Overprotective mothers and nebbish intellectuals may be big news in the States, but Jewish comedy has never taken off over here. The closest thing to a British Annie Hall is, let’s face it, Maureen Lipman’s classic BT adverts.
But Paul Weiland’s film avoids the contentedly neurotic approach of its broader US cousins by focusing almost entirely on overlooked 12 year-old Bernie as his Bar Mitzvah approaches. Based on Weiland’s own poorly-timed ceremony in 1966, this works in no small part thanks to the appeal of newcomer Gregg Sulkin, but leaves other characters standing on the sidelines while he plots and casts voodoo spells against the England team.
Produced by the low-budget arm of Working Title that made Billy Elliot, Sixty Six aims for the same bittersweet tone but stumbles en route.
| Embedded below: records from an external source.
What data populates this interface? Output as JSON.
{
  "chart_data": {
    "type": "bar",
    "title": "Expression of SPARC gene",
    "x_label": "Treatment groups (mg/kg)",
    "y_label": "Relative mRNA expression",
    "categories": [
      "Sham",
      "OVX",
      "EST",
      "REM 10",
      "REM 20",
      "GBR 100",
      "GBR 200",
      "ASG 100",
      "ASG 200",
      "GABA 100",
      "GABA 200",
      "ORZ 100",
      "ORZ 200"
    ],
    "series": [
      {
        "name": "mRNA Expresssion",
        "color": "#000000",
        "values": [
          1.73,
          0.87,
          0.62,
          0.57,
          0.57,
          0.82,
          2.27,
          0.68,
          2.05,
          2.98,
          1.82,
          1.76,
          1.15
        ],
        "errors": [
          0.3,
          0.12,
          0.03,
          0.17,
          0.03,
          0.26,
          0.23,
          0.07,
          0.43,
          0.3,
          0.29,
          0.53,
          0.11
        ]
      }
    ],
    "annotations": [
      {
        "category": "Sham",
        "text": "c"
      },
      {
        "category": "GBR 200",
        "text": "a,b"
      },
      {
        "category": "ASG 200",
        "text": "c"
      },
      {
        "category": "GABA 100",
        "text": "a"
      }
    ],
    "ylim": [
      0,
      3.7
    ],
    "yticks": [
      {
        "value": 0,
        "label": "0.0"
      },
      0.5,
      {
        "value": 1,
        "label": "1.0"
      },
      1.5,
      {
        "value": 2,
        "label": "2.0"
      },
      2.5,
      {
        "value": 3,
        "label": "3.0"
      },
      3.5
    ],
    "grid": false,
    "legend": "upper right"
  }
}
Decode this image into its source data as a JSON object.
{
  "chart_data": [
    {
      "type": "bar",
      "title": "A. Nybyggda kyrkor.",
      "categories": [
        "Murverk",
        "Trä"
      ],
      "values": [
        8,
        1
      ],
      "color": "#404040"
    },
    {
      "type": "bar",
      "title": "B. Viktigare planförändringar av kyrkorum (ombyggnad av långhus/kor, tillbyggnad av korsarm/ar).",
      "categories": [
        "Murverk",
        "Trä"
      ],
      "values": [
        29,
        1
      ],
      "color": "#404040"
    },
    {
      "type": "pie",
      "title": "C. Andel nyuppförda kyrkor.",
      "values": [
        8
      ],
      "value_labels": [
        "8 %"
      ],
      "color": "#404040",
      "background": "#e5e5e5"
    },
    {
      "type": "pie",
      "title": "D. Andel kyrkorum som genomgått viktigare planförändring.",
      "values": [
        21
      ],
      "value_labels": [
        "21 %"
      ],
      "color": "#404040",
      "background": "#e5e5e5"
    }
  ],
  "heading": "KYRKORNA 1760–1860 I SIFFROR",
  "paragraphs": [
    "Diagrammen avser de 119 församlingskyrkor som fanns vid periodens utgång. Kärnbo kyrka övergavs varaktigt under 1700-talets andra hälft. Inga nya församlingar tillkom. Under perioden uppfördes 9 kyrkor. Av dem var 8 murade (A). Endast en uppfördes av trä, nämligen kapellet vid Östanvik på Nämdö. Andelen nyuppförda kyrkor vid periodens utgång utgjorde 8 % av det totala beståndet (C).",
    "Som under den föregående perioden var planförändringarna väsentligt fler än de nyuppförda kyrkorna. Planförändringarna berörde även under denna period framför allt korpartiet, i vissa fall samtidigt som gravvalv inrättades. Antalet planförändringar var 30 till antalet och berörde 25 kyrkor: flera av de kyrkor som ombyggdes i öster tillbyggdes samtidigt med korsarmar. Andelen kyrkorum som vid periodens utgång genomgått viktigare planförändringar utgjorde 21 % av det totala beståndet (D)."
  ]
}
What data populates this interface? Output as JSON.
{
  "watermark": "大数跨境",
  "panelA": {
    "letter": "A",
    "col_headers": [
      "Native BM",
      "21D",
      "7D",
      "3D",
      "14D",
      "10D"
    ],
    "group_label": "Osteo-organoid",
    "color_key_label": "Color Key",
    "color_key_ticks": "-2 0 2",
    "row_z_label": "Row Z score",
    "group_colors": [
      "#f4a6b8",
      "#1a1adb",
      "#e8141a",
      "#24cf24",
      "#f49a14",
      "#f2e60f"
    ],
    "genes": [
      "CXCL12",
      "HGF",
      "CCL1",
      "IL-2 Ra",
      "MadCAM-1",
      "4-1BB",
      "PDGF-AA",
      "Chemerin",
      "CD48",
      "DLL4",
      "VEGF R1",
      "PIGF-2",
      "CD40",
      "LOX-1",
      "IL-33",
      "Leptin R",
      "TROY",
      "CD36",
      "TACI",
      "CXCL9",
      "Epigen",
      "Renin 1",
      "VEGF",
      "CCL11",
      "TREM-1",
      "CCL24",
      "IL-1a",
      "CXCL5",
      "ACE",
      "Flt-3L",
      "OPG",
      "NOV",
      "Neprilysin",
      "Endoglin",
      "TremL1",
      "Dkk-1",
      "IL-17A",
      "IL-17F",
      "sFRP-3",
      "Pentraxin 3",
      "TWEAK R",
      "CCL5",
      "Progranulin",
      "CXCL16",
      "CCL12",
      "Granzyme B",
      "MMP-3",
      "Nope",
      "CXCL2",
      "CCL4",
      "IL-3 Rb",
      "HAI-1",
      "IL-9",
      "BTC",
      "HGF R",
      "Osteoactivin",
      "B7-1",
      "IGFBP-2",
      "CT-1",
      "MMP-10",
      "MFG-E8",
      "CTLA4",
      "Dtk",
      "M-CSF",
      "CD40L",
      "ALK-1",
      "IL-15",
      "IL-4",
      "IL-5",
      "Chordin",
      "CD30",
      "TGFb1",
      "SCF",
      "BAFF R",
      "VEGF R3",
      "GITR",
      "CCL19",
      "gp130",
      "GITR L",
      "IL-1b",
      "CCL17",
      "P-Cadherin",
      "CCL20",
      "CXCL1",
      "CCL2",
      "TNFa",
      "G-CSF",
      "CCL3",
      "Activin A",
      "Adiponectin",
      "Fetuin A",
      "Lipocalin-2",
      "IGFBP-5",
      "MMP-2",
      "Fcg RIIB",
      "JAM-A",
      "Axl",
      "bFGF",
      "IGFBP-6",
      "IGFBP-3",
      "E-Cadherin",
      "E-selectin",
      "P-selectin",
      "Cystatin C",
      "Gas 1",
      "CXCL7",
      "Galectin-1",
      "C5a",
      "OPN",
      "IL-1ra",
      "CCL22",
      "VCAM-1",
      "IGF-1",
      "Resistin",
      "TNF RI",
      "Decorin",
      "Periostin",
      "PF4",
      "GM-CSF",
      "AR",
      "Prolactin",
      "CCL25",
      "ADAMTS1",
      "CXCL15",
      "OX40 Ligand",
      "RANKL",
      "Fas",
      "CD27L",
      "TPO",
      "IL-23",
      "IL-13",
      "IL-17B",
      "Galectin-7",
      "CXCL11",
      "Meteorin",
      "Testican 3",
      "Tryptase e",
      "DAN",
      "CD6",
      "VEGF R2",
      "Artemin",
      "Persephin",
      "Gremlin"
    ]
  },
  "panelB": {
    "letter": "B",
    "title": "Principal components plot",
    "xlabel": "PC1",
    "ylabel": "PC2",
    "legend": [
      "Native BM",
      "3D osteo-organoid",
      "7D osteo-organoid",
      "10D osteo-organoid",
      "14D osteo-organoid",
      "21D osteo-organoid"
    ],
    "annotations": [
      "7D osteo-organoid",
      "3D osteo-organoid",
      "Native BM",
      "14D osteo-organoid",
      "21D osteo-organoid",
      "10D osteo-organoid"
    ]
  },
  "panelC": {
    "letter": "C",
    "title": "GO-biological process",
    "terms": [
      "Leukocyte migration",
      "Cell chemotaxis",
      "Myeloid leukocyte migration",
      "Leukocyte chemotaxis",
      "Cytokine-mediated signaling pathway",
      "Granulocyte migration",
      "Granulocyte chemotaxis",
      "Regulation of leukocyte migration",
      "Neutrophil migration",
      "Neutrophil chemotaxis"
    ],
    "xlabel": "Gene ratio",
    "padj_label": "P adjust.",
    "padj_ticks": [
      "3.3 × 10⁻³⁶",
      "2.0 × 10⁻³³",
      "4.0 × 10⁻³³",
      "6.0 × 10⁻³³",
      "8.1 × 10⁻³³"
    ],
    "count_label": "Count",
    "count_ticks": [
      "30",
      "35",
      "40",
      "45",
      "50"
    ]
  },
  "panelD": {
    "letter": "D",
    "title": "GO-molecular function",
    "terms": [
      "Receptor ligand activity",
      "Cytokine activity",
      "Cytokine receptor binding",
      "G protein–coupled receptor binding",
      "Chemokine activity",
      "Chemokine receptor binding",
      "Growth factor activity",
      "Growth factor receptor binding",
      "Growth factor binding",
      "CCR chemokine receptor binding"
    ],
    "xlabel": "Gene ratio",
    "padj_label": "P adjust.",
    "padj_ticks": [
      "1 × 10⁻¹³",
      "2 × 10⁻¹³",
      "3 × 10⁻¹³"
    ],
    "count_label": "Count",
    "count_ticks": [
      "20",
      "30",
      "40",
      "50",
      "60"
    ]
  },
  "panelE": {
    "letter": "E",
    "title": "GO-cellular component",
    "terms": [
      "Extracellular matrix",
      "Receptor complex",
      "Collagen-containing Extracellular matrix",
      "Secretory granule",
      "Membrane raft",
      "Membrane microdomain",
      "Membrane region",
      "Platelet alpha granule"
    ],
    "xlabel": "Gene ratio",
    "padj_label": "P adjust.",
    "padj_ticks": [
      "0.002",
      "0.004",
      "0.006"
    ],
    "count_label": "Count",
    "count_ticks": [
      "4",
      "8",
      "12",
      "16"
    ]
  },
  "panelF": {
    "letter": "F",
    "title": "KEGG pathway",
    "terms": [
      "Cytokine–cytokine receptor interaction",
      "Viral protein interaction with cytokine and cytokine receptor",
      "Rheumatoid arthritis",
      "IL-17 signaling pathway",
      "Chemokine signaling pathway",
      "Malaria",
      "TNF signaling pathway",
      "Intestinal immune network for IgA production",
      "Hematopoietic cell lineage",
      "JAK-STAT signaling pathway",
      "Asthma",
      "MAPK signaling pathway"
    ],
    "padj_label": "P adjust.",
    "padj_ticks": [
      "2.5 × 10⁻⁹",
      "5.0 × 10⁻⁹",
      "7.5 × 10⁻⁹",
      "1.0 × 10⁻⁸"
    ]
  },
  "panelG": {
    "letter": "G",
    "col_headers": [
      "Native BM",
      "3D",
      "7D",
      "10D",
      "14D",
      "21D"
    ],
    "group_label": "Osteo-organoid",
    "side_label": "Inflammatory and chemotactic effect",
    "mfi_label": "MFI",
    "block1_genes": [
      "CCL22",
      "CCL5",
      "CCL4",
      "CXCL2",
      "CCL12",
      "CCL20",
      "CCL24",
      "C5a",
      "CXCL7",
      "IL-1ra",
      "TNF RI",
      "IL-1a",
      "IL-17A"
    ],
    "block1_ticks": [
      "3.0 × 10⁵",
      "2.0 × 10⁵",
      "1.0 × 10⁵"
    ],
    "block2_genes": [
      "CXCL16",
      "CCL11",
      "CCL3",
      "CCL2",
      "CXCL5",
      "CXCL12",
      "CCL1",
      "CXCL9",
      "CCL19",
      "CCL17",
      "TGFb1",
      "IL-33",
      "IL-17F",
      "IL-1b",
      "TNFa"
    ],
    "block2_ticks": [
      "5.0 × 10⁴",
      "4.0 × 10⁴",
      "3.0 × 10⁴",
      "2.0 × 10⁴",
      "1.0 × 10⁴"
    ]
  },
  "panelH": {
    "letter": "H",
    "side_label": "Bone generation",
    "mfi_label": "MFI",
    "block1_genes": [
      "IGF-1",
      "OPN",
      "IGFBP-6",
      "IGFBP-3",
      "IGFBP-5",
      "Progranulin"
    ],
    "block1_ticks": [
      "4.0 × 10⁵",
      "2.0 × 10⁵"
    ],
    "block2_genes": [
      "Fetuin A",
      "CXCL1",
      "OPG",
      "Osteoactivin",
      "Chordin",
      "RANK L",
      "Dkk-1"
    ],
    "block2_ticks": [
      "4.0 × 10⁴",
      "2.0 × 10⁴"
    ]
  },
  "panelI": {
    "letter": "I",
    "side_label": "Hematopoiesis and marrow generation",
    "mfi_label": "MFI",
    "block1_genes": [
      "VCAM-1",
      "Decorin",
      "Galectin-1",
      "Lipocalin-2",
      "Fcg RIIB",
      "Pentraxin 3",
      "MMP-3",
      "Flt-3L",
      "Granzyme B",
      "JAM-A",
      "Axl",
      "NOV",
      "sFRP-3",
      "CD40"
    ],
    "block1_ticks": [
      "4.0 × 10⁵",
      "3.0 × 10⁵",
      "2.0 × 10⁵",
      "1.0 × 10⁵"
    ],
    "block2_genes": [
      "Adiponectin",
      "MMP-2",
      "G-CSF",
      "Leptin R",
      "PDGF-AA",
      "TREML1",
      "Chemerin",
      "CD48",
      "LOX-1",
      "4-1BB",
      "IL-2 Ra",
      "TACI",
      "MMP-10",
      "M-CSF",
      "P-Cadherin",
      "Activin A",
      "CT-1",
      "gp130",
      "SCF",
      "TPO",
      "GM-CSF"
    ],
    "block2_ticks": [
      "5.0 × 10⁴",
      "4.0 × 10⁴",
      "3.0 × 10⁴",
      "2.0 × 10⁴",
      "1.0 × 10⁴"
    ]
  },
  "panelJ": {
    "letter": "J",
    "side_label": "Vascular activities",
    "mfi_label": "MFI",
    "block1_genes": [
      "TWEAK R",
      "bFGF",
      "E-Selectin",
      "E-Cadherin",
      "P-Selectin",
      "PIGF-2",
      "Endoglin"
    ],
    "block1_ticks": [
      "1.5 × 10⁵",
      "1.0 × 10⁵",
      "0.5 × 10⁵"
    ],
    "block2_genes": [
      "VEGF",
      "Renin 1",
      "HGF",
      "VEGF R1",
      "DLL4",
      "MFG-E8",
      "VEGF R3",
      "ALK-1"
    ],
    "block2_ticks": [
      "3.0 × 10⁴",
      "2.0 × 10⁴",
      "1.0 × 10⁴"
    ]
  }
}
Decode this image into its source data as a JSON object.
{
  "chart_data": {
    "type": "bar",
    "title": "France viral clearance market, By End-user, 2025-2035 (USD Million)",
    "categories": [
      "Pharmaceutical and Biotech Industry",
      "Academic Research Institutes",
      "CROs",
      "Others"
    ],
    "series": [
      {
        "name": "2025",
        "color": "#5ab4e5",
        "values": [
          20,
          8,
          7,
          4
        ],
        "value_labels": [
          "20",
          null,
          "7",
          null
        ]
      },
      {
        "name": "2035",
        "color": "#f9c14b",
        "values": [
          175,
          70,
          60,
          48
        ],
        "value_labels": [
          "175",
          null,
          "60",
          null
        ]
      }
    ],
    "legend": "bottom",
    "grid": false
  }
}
It rarely leaves its comfort zone, preferring to point vaguely at issues rather than tackling them directly, which is sweet but less than satisfying. And despite incorporating elements of Weiland’s father’s battles with OCD in Manny, it trades in all the build-up for a last-minute happy ending that’s disappointingly rushed.
“That’s the thing about being Jewish,” says Bernie, “you haven’t got a foreskin so you need a lot of balls to make up for it.” Despite plenty of spark, it’s a shame Sixty Six doesn’t fully live up to this promise.